While the U.S. "Big Media" rarely notice books that challenge the dominant ideology, this is not always so in other lands. Franklin Rosemont’s Joe Hill: The IWW and the Making of a Revolutionary Workingclass Counterculture (Charles H. Kerr, 2003) -- see Peter Linebaugh’s review here -- has not been mentioned in the New York Times or Newsweek, but here is an informative notice from the current (January 2004) issue of Le Monde Diplomatique, a paper with over 400,000 readers, published in Paris in nine languages.

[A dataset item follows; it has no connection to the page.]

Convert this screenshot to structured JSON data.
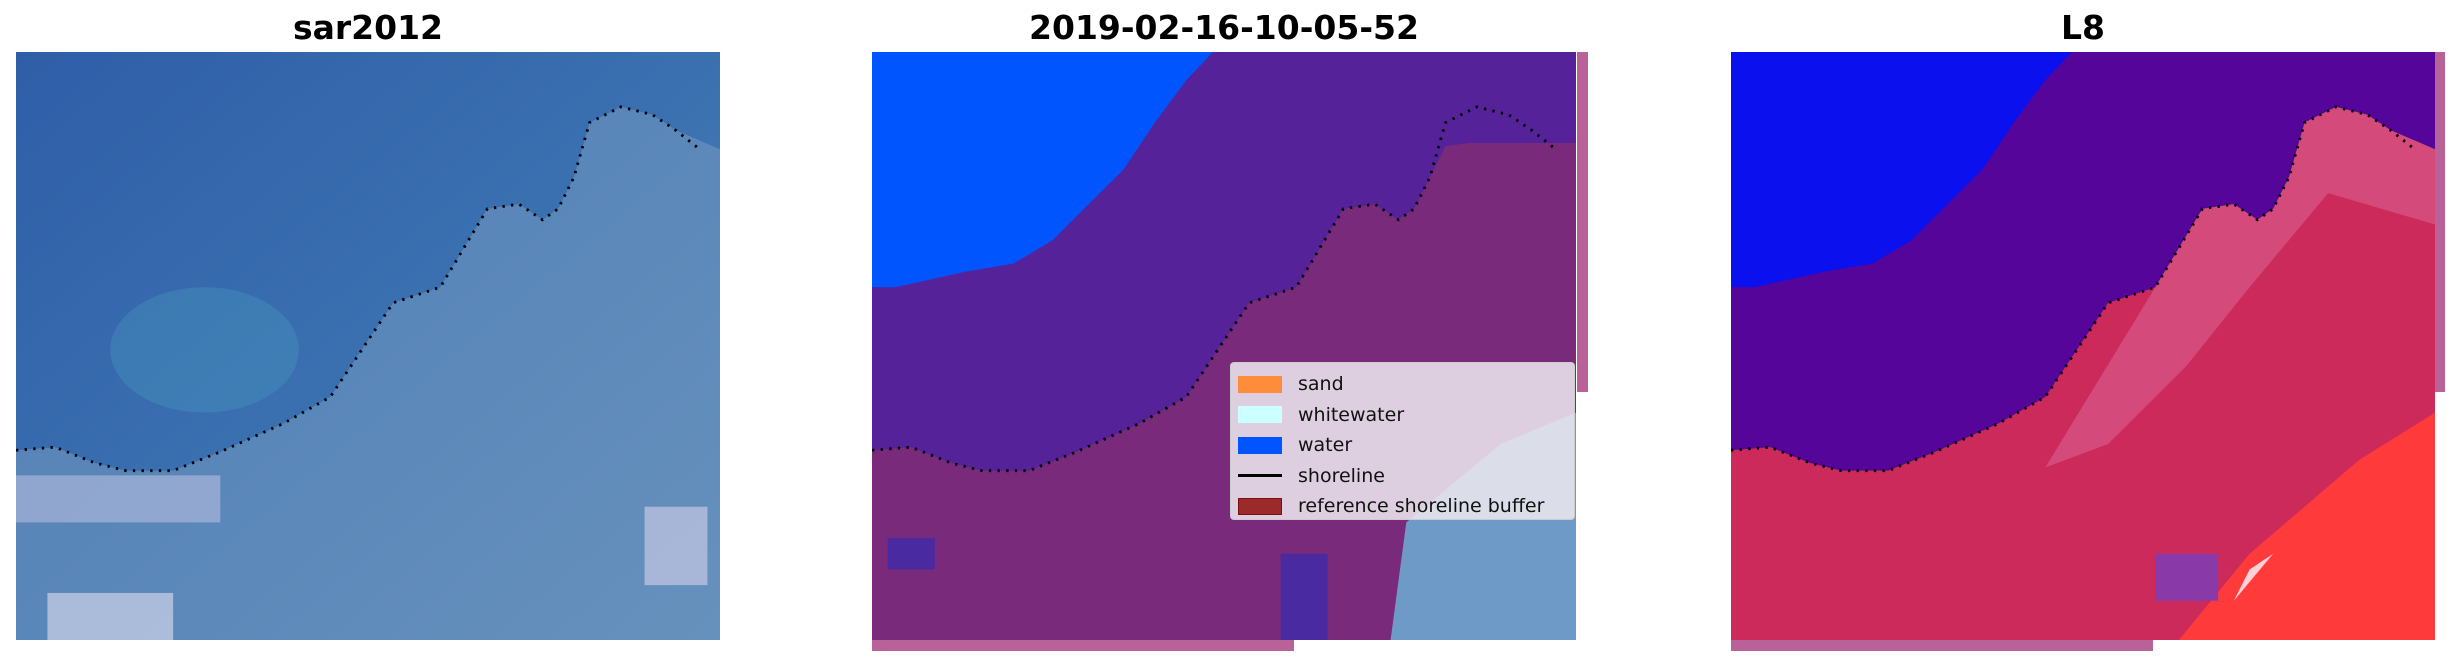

Reviewer Michael Lowy’s books in English include Redemption and Utopia: Jewish Libertarian Thought in Central Europe and Romanticism Against the Tide of Modernity.
Franklin Rosemont's Joe Hill
Michael Löwy
This is a splendid biography of Joe Hill (1877-1915), the legendary figure of American radicalism -- poet, composer, songwriter, cartoonist, and union militant, executed by the authorities of the State of Utah in 1915 after a notorious frame-up trial.
But this book is also a history of the counterculture created by the Industrial Workers of the World (IWW), the great revolutionary union movement in North America. The author analyzes the internationalist, anti-racist, anti-sexist, and profoundly subversive spirit of this movement, emphasizing the humor, poetry, creativity, and romanticism of its culture, which in many respects seems to anticipate surrealism.
Abundantly illustrated with images, drawings, comics, and paintings produced by Joe Hill and his IWW friends and fellow workers, this 639-page book restores a too-little-known chapter in the history of the North American workers’ movement.